Market benchmark ports-to-telecoms conglomerate Hutchison Whampoa Ltd's widened by two basis points (bps) to 117/111 (bps) over comparable US Treasuries.
Rising oil prices and higher USTreasury yields have rattled sentiment in emerging market debt in Asia, affecting the issue plans of at least two dollar-bond offerings.
Last week, South Korea's National Agricultural Co-operative Federation (NACF) put off a $400 million, 10-year bond sale and Thai Military Bank delayed a 10-year bond issue of up to $250 million.

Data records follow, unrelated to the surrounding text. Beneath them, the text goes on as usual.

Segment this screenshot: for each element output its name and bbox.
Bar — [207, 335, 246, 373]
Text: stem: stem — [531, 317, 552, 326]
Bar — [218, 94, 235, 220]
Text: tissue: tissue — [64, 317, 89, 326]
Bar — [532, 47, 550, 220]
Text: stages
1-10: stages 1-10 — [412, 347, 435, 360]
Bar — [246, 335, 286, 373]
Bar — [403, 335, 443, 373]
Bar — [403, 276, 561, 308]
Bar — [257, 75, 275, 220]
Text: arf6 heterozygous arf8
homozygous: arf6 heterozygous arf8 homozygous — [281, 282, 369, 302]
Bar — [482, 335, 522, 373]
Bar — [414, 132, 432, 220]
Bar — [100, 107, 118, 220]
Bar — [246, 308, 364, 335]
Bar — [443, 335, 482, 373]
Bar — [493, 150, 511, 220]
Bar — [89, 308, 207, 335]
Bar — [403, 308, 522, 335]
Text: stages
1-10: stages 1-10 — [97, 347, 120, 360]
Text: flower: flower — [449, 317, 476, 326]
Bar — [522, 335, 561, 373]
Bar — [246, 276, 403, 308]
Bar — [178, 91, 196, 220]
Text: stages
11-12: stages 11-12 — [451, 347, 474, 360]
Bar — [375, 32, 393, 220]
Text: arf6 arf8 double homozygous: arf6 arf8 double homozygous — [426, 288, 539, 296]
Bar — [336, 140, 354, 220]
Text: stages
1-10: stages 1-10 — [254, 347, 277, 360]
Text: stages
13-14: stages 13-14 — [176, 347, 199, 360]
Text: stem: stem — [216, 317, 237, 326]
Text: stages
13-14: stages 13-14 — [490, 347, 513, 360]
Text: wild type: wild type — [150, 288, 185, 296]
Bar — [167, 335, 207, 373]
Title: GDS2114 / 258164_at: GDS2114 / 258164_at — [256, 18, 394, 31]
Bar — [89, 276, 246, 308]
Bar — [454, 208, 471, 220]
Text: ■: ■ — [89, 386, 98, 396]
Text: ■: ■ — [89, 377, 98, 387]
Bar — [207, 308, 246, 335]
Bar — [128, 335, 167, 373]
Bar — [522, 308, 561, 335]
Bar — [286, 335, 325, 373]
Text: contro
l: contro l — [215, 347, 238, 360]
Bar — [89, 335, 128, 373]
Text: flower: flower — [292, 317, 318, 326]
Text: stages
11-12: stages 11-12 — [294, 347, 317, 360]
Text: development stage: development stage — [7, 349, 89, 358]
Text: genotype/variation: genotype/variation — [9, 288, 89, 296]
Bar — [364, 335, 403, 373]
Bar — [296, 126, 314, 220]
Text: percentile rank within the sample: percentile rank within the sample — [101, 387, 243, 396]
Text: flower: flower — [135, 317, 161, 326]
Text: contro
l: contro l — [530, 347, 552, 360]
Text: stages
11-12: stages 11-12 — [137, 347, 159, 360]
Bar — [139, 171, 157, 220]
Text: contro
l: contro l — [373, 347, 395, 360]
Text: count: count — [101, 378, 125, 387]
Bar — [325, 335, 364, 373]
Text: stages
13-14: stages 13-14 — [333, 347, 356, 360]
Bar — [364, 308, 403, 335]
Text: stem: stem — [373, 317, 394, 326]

Dacom Corp, South Korea's second-biggest fixed-line operator, said it would decide on the sales date of $300 million in bonds "depending on the market situation".
The company is marketing the deal in the United States on Monday.
Indonesia is also promoting a $1 billion global bond, its second sovereign issue since the Asian financial crisis.
Indonesian Finance Minister Jusuf Anwar said late on Friday his country would delay the deal if the yield that investors demanded was pushed too high.
However, many analysts see the present sell-off as a buying opportunity.
"We think the recent sell-off has created an opportunity to get back into Asian bond market at more reasonable levels - something we have been waiting for the past few months," said J.P. Morgan in a research note.
The March 18 report recommends buying on declines into higher quality credits and with the return of stability in the market to buy into high-yielding credits with strong or improving fundamentals.
Analysts say a gradual pick-up in US Treasury yields is favourable for credit spreads, compared with a more volatile rise, but what could trip the market is any change in the language used by the US Federal Reserve.
A quarter percentage point rise in US interest rates to 2.75 percent is widely expected, the seventh in this cycle.